6. The Nightmare Before Christmas
This movie is spectacularly made. The time and effort that went into this project is utterly impressive. Too bad the plot doesn’t share the same spectacular creativity. Jack Skellington is bored with scaring and wants something new. He stumbles upon Christmastown and unintentionally almost ruins Christmas by kidnapping Santa. The randomness, including the love story between Jack and Sally, weakens the film, as does the mediocre soundtrack. For some reason, this movie has become extremely popular in the past few years. Congrats, Tim Burton, but not one of your best movies.
5. Christmas with the Kranks
This movie was just plain not funny. Not only that, but the fact that everyone was angry at the Kranks for deciding to skip Christmas because their daughter had moved to South America to join the Peace Corps was just creepy. Who cares? Mind your own business.
4. The Little Drummer Boy
Nothing against the story of The Little Drummer Boy; it is a nice tale of the true meaning of Christmas, but making a movie out a Christmas song is pushing it. Granted, there are good movies made from Rudolph and Frosty, but they are child friendly. The Little Drummer Boy is just plain boring. They tried creating a back story and giving the boy a personality, but for its time, it is not the best stop-motion animated picture.
3. The 12 Dogs of Christmas
The acting in this movie is terrible, almost as terrible as the plot. Some younger kids may be able to look beyond the obvious lack of effort in The 12 Dogs of Christmas, but without the numerous K9 appearances, the long dragging plot is enough to bore anybody.

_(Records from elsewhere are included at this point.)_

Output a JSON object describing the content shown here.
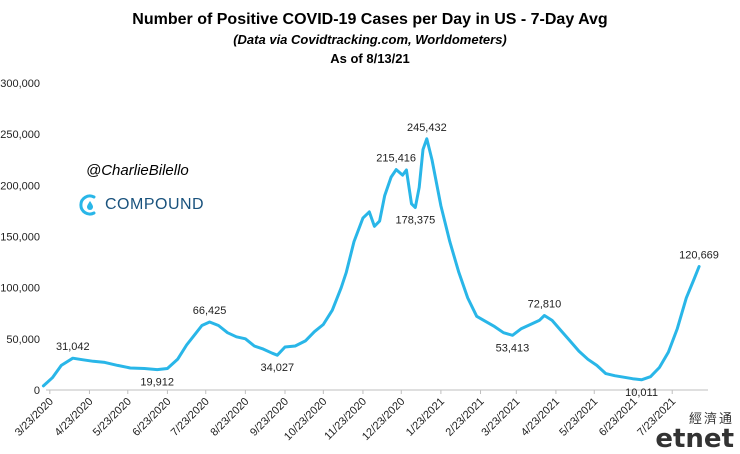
{
  "header": {
    "title": "Number of Positive COVID-19 Cases per Day in US - 7-Day Avg",
    "subtitle": "(Data via Covidtracking.com, Worldometers)",
    "as_of": "As of 8/13/21"
  },
  "branding": {
    "handle": "@CharlieBilello",
    "logo_text": "COMPOUND",
    "logo_color": "#19527d"
  },
  "watermark": {
    "chinese": "經濟通",
    "latin": "etnet"
  },
  "chart_data": {
    "type": "line",
    "title": "Number of Positive COVID-19 Cases per Day in US - 7-Day Avg",
    "xlabel": "",
    "ylabel": "",
    "ylim": [
      0,
      300000
    ],
    "y_ticks": [
      0,
      50000,
      100000,
      150000,
      200000,
      250000,
      300000
    ],
    "y_tick_labels": [
      "0",
      "50,000",
      "100,000",
      "150,000",
      "200,000",
      "250,000",
      "300,000"
    ],
    "x_ticks": [
      "2020-03-23",
      "2020-04-23",
      "2020-05-23",
      "2020-06-23",
      "2020-07-23",
      "2020-08-23",
      "2020-09-23",
      "2020-10-23",
      "2020-11-23",
      "2020-12-23",
      "2021-01-23",
      "2021-02-23",
      "2021-03-23",
      "2021-04-23",
      "2021-05-23",
      "2021-06-23",
      "2021-07-23"
    ],
    "x_tick_labels": [
      "3/23/2020",
      "4/23/2020",
      "5/23/2020",
      "6/23/2020",
      "7/23/2020",
      "8/23/2020",
      "9/23/2020",
      "10/23/2020",
      "11/23/2020",
      "12/23/2020",
      "1/23/2021",
      "2/23/2021",
      "3/23/2021",
      "4/23/2021",
      "5/23/2021",
      "6/23/2021",
      "7/23/2021"
    ],
    "grid": false,
    "legend": "none",
    "color": "#29b6e8",
    "series": [
      {
        "points": [
          [
            "2020-03-18",
            4000
          ],
          [
            "2020-03-25",
            12000
          ],
          [
            "2020-04-01",
            24000
          ],
          [
            "2020-04-10",
            31042
          ],
          [
            "2020-04-18",
            29500
          ],
          [
            "2020-04-26",
            28000
          ],
          [
            "2020-05-05",
            27000
          ],
          [
            "2020-05-15",
            24000
          ],
          [
            "2020-05-25",
            21500
          ],
          [
            "2020-06-05",
            21000
          ],
          [
            "2020-06-15",
            19912
          ],
          [
            "2020-06-23",
            21000
          ],
          [
            "2020-07-01",
            30000
          ],
          [
            "2020-07-08",
            44000
          ],
          [
            "2020-07-15",
            55000
          ],
          [
            "2020-07-20",
            63000
          ],
          [
            "2020-07-26",
            66425
          ],
          [
            "2020-08-02",
            63000
          ],
          [
            "2020-08-09",
            56000
          ],
          [
            "2020-08-16",
            52000
          ],
          [
            "2020-08-23",
            50000
          ],
          [
            "2020-08-30",
            43000
          ],
          [
            "2020-09-06",
            40000
          ],
          [
            "2020-09-13",
            36000
          ],
          [
            "2020-09-17",
            34027
          ],
          [
            "2020-09-23",
            42000
          ],
          [
            "2020-10-01",
            43000
          ],
          [
            "2020-10-09",
            48000
          ],
          [
            "2020-10-16",
            57000
          ],
          [
            "2020-10-23",
            64000
          ],
          [
            "2020-10-30",
            78000
          ],
          [
            "2020-11-06",
            100000
          ],
          [
            "2020-11-10",
            115000
          ],
          [
            "2020-11-16",
            145000
          ],
          [
            "2020-11-23",
            168000
          ],
          [
            "2020-11-28",
            174000
          ],
          [
            "2020-12-02",
            160000
          ],
          [
            "2020-12-06",
            165000
          ],
          [
            "2020-12-10",
            190000
          ],
          [
            "2020-12-15",
            208000
          ],
          [
            "2020-12-19",
            215416
          ],
          [
            "2020-12-24",
            210000
          ],
          [
            "2020-12-27",
            215000
          ],
          [
            "2020-12-31",
            182000
          ],
          [
            "2021-01-03",
            178375
          ],
          [
            "2021-01-06",
            198000
          ],
          [
            "2021-01-09",
            235000
          ],
          [
            "2021-01-12",
            245432
          ],
          [
            "2021-01-16",
            225000
          ],
          [
            "2021-01-23",
            180000
          ],
          [
            "2021-01-30",
            145000
          ],
          [
            "2021-02-06",
            115000
          ],
          [
            "2021-02-13",
            90000
          ],
          [
            "2021-02-20",
            72000
          ],
          [
            "2021-02-27",
            67000
          ],
          [
            "2021-03-06",
            62000
          ],
          [
            "2021-03-13",
            56000
          ],
          [
            "2021-03-20",
            53413
          ],
          [
            "2021-03-27",
            60000
          ],
          [
            "2021-04-03",
            64000
          ],
          [
            "2021-04-10",
            68000
          ],
          [
            "2021-04-14",
            72810
          ],
          [
            "2021-04-20",
            68000
          ],
          [
            "2021-04-27",
            58000
          ],
          [
            "2021-05-04",
            48000
          ],
          [
            "2021-05-11",
            38000
          ],
          [
            "2021-05-18",
            30000
          ],
          [
            "2021-05-25",
            24000
          ],
          [
            "2021-06-01",
            16000
          ],
          [
            "2021-06-08",
            14000
          ],
          [
            "2021-06-15",
            12500
          ],
          [
            "2021-06-22",
            11000
          ],
          [
            "2021-06-29",
            10011
          ],
          [
            "2021-07-06",
            13000
          ],
          [
            "2021-07-13",
            22000
          ],
          [
            "2021-07-20",
            37000
          ],
          [
            "2021-07-27",
            60000
          ],
          [
            "2021-08-03",
            90000
          ],
          [
            "2021-08-09",
            108000
          ],
          [
            "2021-08-13",
            120669
          ]
        ]
      }
    ],
    "annotations": [
      {
        "x": "2020-04-10",
        "y": 31042,
        "text": "31,042",
        "pos": "above"
      },
      {
        "x": "2020-06-15",
        "y": 19912,
        "text": "19,912",
        "pos": "below"
      },
      {
        "x": "2020-07-26",
        "y": 66425,
        "text": "66,425",
        "pos": "above"
      },
      {
        "x": "2020-09-17",
        "y": 34027,
        "text": "34,027",
        "pos": "below"
      },
      {
        "x": "2020-12-19",
        "y": 215416,
        "text": "215,416",
        "pos": "above"
      },
      {
        "x": "2021-01-03",
        "y": 178375,
        "text": "178,375",
        "pos": "below"
      },
      {
        "x": "2021-01-12",
        "y": 245432,
        "text": "245,432",
        "pos": "above"
      },
      {
        "x": "2021-03-20",
        "y": 53413,
        "text": "53,413",
        "pos": "below"
      },
      {
        "x": "2021-04-14",
        "y": 72810,
        "text": "72,810",
        "pos": "above"
      },
      {
        "x": "2021-06-29",
        "y": 10011,
        "text": "10,011",
        "pos": "below"
      },
      {
        "x": "2021-08-13",
        "y": 120669,
        "text": "120,669",
        "pos": "above"
      }
    ]
  }
}
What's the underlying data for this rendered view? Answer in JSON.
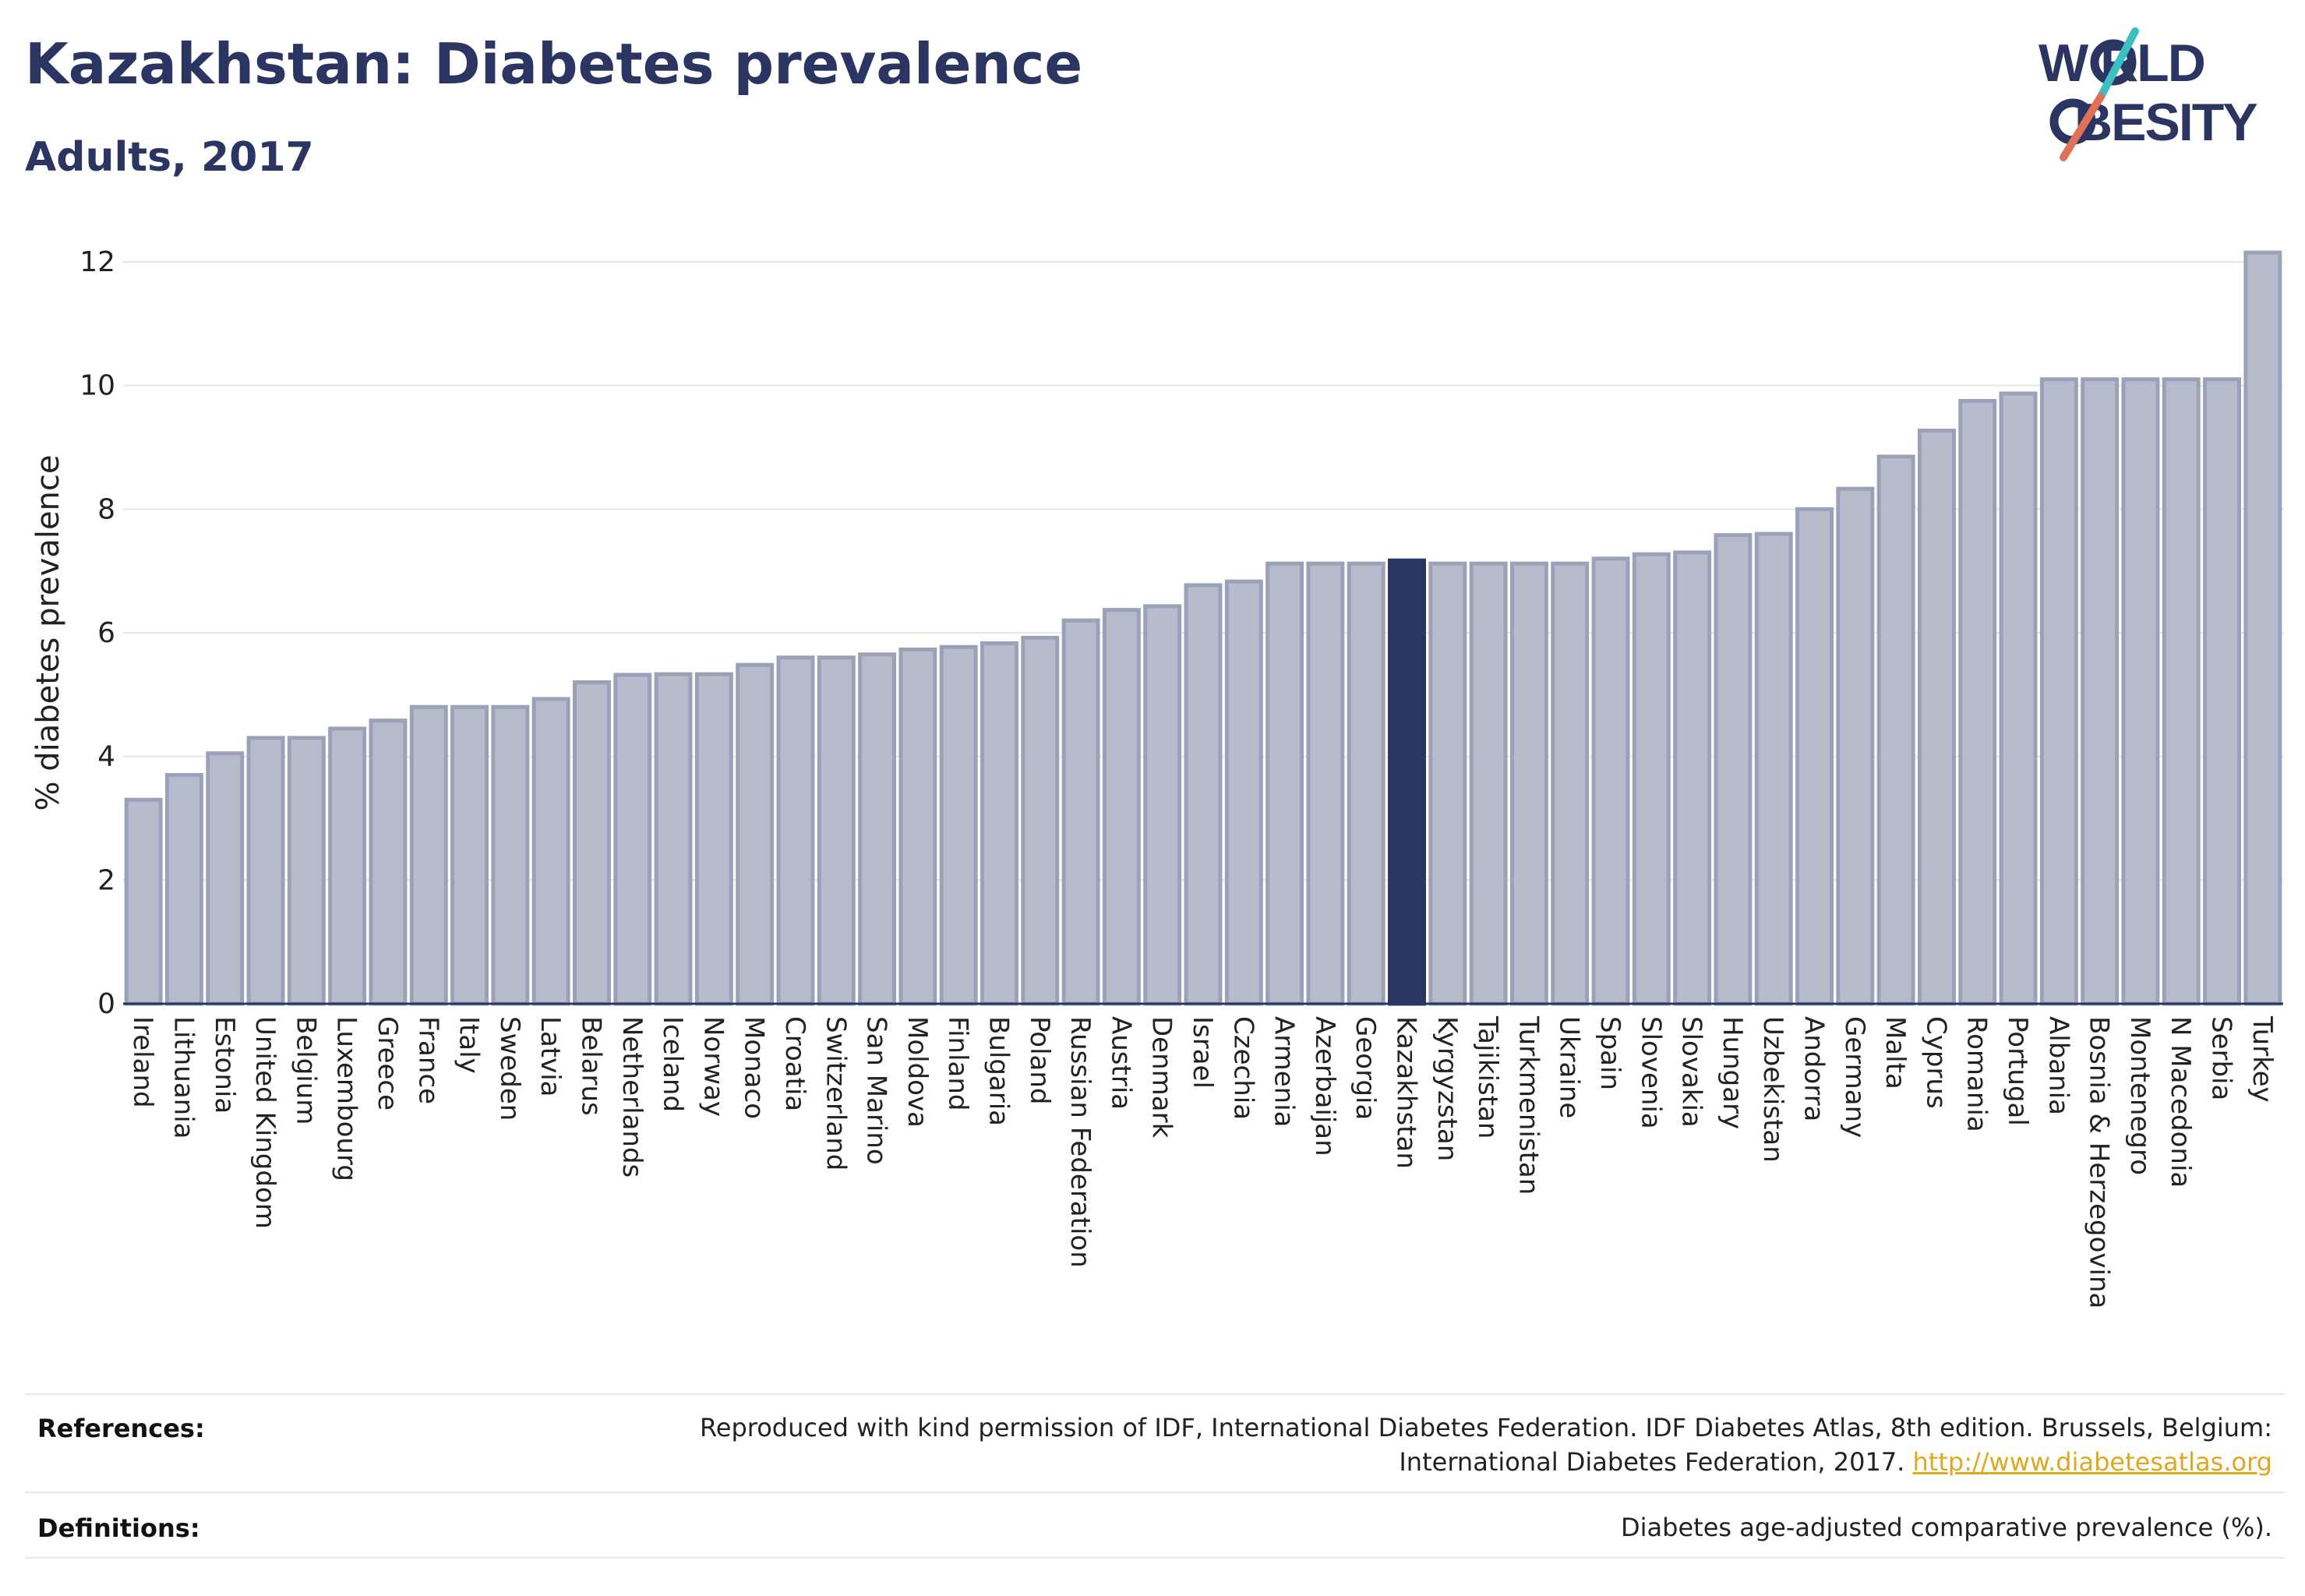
{
  "header": {
    "title": "Kazakhstan: Diabetes prevalence",
    "subtitle": "Adults, 2017"
  },
  "logo": {
    "line1": "W RLD",
    "line2": "BESITY",
    "accent_colors": [
      "#3bbfc0",
      "#e0705a"
    ],
    "text_color": "#2b3561"
  },
  "chart_data": {
    "type": "bar",
    "ylabel": "% diabetes prevalence",
    "xlabel": "",
    "ylim": [
      0,
      12.5
    ],
    "yticks": [
      0,
      2,
      4,
      6,
      8,
      10,
      12
    ],
    "grid": true,
    "highlight": "Kazakhstan",
    "colors": {
      "bar": "#b7bccc",
      "bar_edge": "#9ba1b8",
      "highlight": "#2b3561"
    },
    "categories": [
      "Ireland",
      "Lithuania",
      "Estonia",
      "United Kingdom",
      "Belgium",
      "Luxembourg",
      "Greece",
      "France",
      "Italy",
      "Sweden",
      "Latvia",
      "Belarus",
      "Netherlands",
      "Iceland",
      "Norway",
      "Monaco",
      "Croatia",
      "Switzerland",
      "San Marino",
      "Moldova",
      "Finland",
      "Bulgaria",
      "Poland",
      "Russian Federation",
      "Austria",
      "Denmark",
      "Israel",
      "Czechia",
      "Armenia",
      "Azerbaijan",
      "Georgia",
      "Kazakhstan",
      "Kyrgyzstan",
      "Tajikistan",
      "Turkmenistan",
      "Ukraine",
      "Spain",
      "Slovenia",
      "Slovakia",
      "Hungary",
      "Uzbekistan",
      "Andorra",
      "Germany",
      "Malta",
      "Cyprus",
      "Romania",
      "Portugal",
      "Albania",
      "Bosnia & Herzegovina",
      "Montenegro",
      "N Macedonia",
      "Serbia",
      "Turkey"
    ],
    "values": [
      3.3,
      3.7,
      4.05,
      4.3,
      4.3,
      4.45,
      4.58,
      4.8,
      4.8,
      4.8,
      4.93,
      5.2,
      5.32,
      5.33,
      5.33,
      5.48,
      5.6,
      5.6,
      5.65,
      5.73,
      5.77,
      5.83,
      5.92,
      6.2,
      6.37,
      6.43,
      6.77,
      6.83,
      7.12,
      7.12,
      7.12,
      7.17,
      7.12,
      7.12,
      7.12,
      7.12,
      7.2,
      7.27,
      7.3,
      7.58,
      7.6,
      8.0,
      8.33,
      8.85,
      9.27,
      9.75,
      9.87,
      10.1,
      10.1,
      10.1,
      10.1,
      10.1,
      12.15
    ]
  },
  "footer": {
    "references_label": "References:",
    "references_line1": "Reproduced with kind permission of IDF, International Diabetes Federation. IDF Diabetes Atlas, 8th edition. Brussels, Belgium:",
    "references_line2": "International Diabetes Federation, 2017.",
    "references_link": "http://www.diabetesatlas.org",
    "definitions_label": "Definitions:",
    "definitions_text": "Diabetes age-adjusted comparative prevalence (%)."
  }
}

2. A Christmas Carol: The Musical
It’s not just the fact that this adaptation of Charles Dickins’ classic story is a musical that makes it so terrible. This movie stars TV’s Kelsey Grammer (Frasier) as Scrooge and Jason Alexander (George Costanza from Seinfeld) as Jacob Marley. Nothing against musicals; musicals are simply movies with a few musical numbers thrown in, A Christmas Carol: The Musical was one enormous song with a little movie thrown in. This film was practically one entire song, no differentiation and barely any transition from one to the next, and most of the dialogue was awkward rhythmic verse.
1. Home Alone 3 & 4
Now obviously the biggest gripe over Home Alone 3 is there was no correlation to the previous two films whatsoever. A new kid went against new burglars at Christmas time. Many of the stunts were more ridiculous than before (if that is even possible), but that’s about as far as that movie goes to make this list. Home Alone 4, however, is another story. This abomination tried to connect with the first films, unlike the third, but failed miserably. None of the actors from any of the other films returned (no surprise there), but here’s the plot: Kevin’s parents are getting a divorce! What?! Not only this, but Marv is back and played by French Stewart from 3rd Rock From the Sun. Kevin is younger in this one than he was in Home Alone 2 and so is his older brother Buzz who goes from a teenager in HA2 to a young kid in HA4. Also, all Kevin’s siblings have narrowed down to only two: Buzz and Megan. None of the returning characters act like they were portrayed in the original films. The filming is terrible along with the mediocre soundtrack. The budget for this film must have been non-existent, same goes for the creativity that went into the script.